Why is this so valuable to advertisers and marketers? Because, as the lawsuit points out, a smartphone is something “which consumers carry on their person everywhere they go.” It’s constantly able to provide surveillance information of any kind, starting with location. If advertisers know where you are, they know a lot about you–and can therefore deliver the most effective ads.
But smartphones aren’t just a top target for marketers. We’ve recently learned about the Trident exploit, discovered by Citizens Lab when an alert smartphone user, Ahmed Mansoor, a human rights activists based in the United Arab Emirates, notified them of a suspicious SMS he had received. This very sophisticated exploit was aimed at Mansoor’s smartphone—not his personal computer, not his car, not his home, and not his office. Why was his smartphone the target? Because, it is likely to be on his person, everywhere he goes, able to know who every text, email and phone call went to, record every conversation, capture every email and text, track every online search and all web browsing activity, and know who his friends are and what his schedule is. In Mr. Mansoor’s case it wasn’t an ad network conducting surveillance, it was a threat actor with significant resources at its disposal, most likely a nation state.

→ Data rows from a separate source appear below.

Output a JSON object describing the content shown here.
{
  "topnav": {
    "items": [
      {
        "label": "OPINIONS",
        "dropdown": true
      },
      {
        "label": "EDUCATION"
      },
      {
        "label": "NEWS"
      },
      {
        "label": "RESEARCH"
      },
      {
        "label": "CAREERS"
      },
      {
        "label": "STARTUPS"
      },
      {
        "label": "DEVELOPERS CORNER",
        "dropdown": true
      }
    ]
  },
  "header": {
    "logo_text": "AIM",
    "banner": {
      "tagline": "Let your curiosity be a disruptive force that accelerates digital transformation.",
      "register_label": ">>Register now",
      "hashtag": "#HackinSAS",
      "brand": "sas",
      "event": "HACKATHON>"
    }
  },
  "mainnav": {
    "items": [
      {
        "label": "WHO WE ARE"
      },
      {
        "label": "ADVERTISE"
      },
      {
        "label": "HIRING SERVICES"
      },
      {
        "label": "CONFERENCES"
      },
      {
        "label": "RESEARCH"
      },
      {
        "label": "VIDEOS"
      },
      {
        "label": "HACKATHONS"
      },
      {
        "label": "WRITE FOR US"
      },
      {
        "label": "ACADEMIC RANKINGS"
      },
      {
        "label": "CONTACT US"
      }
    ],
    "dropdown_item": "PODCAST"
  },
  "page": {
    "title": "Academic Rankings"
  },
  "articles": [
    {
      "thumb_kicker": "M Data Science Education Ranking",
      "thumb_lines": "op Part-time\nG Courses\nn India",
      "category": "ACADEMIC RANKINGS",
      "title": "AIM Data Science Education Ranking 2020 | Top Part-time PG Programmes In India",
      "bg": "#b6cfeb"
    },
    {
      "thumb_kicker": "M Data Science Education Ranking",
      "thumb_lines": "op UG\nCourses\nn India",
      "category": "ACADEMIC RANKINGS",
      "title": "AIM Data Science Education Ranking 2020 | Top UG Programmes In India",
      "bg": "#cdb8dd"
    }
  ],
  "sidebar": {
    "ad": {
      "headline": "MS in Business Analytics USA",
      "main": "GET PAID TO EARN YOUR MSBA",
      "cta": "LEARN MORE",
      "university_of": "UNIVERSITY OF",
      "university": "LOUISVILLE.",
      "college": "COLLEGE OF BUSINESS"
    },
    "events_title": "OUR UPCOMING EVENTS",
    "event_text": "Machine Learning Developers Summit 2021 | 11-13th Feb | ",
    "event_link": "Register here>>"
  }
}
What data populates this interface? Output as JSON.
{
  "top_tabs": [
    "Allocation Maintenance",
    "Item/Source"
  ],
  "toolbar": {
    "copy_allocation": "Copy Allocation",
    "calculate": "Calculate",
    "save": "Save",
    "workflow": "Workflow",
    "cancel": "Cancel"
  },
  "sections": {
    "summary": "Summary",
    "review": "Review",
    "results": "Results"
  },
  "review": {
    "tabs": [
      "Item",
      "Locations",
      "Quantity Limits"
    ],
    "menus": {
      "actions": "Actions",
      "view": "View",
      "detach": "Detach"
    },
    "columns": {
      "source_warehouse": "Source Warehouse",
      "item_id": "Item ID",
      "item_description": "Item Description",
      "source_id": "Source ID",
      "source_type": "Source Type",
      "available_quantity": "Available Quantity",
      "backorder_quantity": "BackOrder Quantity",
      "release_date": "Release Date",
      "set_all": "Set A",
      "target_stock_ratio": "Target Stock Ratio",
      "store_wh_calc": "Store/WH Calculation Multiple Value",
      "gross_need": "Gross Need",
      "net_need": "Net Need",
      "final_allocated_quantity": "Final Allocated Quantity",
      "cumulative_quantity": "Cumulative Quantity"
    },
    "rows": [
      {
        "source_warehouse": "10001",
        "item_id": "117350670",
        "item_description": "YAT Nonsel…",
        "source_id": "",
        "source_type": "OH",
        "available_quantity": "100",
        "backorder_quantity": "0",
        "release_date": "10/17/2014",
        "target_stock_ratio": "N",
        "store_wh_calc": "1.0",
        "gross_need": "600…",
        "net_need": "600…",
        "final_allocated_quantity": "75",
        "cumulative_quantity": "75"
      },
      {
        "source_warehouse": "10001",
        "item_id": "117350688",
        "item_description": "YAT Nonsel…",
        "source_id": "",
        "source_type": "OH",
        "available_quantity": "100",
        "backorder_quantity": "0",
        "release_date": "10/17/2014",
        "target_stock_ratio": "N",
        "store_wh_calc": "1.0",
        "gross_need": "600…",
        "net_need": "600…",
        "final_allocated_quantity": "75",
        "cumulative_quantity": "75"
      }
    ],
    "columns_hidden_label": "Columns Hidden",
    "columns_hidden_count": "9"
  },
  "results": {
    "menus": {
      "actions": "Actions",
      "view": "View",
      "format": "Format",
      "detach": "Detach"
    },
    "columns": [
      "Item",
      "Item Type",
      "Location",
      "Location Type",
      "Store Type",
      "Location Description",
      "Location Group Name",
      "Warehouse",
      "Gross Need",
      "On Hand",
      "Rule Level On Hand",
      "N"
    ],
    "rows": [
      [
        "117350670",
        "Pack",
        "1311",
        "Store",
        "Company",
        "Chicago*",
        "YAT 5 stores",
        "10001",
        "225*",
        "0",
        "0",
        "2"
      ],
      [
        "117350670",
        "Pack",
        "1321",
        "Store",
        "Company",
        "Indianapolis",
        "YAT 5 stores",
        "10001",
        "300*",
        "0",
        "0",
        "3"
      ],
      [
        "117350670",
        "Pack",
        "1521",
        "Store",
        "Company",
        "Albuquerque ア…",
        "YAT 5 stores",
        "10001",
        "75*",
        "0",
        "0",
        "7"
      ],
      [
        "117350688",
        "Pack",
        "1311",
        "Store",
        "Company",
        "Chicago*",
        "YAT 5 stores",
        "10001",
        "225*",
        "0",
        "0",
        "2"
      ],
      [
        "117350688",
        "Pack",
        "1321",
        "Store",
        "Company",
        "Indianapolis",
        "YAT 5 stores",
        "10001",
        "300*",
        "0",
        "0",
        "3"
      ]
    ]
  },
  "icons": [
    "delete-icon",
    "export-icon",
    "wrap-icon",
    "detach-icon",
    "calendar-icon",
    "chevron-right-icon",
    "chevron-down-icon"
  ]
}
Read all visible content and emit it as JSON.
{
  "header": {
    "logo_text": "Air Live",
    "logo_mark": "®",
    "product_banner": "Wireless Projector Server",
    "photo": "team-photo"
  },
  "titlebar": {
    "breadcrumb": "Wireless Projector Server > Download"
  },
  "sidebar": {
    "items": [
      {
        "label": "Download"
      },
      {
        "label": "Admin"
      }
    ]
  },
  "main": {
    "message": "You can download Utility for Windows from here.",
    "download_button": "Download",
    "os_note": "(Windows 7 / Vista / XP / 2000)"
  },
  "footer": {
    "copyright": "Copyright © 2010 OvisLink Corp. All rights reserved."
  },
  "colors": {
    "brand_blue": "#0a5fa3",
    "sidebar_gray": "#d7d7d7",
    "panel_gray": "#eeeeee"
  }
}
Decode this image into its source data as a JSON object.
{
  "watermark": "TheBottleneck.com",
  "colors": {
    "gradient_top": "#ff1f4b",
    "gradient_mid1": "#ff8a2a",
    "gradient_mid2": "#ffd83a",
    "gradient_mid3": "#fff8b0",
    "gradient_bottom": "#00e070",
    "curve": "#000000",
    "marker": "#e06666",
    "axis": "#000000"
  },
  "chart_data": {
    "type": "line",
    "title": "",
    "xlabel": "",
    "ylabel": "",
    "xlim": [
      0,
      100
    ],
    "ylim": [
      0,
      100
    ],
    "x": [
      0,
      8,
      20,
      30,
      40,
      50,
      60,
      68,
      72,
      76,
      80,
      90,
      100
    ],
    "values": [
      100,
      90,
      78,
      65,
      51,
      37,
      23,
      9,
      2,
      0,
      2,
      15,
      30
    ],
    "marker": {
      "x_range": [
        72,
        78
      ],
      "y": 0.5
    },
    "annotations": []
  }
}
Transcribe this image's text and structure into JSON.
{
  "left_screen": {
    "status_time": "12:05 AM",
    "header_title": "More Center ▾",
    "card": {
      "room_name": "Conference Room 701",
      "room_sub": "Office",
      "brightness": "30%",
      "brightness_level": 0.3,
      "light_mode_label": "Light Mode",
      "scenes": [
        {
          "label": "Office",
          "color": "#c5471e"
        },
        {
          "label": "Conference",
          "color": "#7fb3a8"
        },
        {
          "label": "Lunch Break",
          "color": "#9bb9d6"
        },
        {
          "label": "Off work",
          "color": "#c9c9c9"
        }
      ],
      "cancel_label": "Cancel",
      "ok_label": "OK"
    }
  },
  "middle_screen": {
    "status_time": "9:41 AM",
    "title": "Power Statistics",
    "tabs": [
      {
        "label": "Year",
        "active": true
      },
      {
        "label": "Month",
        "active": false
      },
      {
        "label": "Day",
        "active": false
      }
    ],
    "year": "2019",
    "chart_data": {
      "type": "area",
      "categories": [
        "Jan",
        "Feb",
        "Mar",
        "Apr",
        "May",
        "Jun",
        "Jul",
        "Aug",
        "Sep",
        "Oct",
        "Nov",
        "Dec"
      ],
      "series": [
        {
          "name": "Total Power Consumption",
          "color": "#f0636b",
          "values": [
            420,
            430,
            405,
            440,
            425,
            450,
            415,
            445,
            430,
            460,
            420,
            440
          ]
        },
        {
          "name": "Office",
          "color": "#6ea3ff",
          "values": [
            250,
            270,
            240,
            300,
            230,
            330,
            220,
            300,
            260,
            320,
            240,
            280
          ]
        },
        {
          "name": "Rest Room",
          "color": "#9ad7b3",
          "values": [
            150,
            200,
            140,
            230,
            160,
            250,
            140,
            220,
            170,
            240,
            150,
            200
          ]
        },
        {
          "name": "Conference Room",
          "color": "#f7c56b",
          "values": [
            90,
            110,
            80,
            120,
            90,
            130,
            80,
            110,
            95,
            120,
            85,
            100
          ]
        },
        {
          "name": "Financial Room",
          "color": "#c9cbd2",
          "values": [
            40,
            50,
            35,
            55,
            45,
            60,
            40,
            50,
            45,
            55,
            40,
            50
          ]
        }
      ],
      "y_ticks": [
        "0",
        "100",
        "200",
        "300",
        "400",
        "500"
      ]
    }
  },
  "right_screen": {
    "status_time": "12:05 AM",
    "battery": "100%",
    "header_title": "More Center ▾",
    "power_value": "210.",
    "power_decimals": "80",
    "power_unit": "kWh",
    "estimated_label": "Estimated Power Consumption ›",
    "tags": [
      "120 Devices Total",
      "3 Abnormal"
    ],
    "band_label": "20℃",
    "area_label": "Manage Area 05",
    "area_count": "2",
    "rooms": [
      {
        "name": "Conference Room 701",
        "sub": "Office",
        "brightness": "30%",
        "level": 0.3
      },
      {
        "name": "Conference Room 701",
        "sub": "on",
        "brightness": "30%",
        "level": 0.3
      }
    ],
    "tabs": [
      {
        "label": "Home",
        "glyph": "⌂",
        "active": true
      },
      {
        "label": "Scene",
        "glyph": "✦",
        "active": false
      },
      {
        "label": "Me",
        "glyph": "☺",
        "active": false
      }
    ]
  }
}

For advertisers and marketers, as well as for hackers and nation states, the smartphone represents the most intimate and valuable target for surveillance. A compromised smartphone represents a threat, not just to the targeted individual, but to the organization or company with which they are associated and from which they invariably carry deeply sensitive information.
Any enterprise without a mobile threat detection solution is by definition unaware of what information is leaking, and from where. Information about employees’ activities, both on the job and elsewhere, combined with any company-related emails, documents or sensitive information, can be as harmful as any APT attack when done at scale—and just as stealthy.